A subtly seductive album that takes its time getting its hooks into the listener, White Pines has an austere aesthetic that ultimately proves gripping, the ideal contemplative companion for a walk through winter woods—which only makes sense considering its origins. "The space was a part of the process in a really big way," says Caperton of the secluded cabin where White Pines was recorded with bandmate/engineer Mike Gunnerson. "I've been going to this place since I was four years old, so I feel like I have a lot of ghosts floating around the place. Every time we went up there I would have the most intense dreams, and those often fed into the songs, and I think that was a result of me having so much history there. To be making this document in that place resulted in weird layers of resonance happening."
"There's a personal element to the process when you've got all the writing and recording happening in one room, without other people around second-guessing," offers Gunnerson. "The cabin gave us the ability to record, walk down to the lake, and think without being obsessed with the song we were working on at the time. It was easy to clear our heads and come back with fresh ears to take things in different directions."
Chances are that for at least the next decade, whenever an indie rock musician in the Upper Midwest retreats from larger society and returns with an excellent folk record, the words "Bon Iver" will be thrown around. In this case the comparison makes sense, as artfully layered harmonies and hard-to-place but easy-to-love ambient backing atmospherics are some of the key elements that make Ten Centuries so mesmerizing. Whether or not the group experiences similar break-out success, however, Caperton and Gunnerson appear content having found a new model for their artistic pursuits that works on their terms—they've already made multiple follow-up recording trips to the cabin since White Pines was put to tape this fall.

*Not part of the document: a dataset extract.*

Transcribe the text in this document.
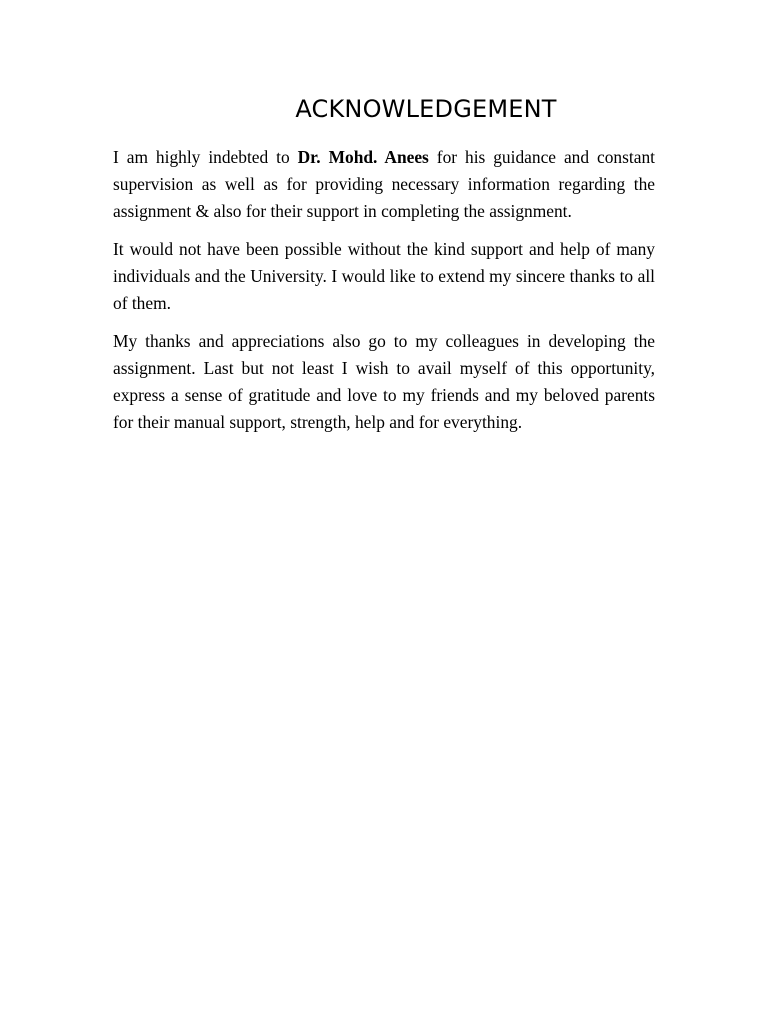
ACKNOWLEDGEMENT

I am highly indebted to Dr. Mohd. Anees for his guidance and constant supervision as well as for providing necessary information regarding the assignment & also for their support in completing the assignment.

It would not have been possible without the kind support and help of many individuals and the University. I would like to extend my sincere thanks to all of them.

My thanks and appreciations also go to my colleagues in developing the assignment. Last but not least I wish to avail myself of this opportunity, express a sense of gratitude and love to my friends and my beloved parents for their manual support, strength, help and for everything.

"My personal music-making motivations are different now than they were 10 years ago," admits Caperton, who is 29. "We've both done the whole guy-in-a-band life and toured the country. This is more introspective—it's about the process of making music with friends and less about trying to make it big. Music's become less of a crazy driving force and settled into more of a core part of who I am. I'm excited about the possibility of making a lot more records this way."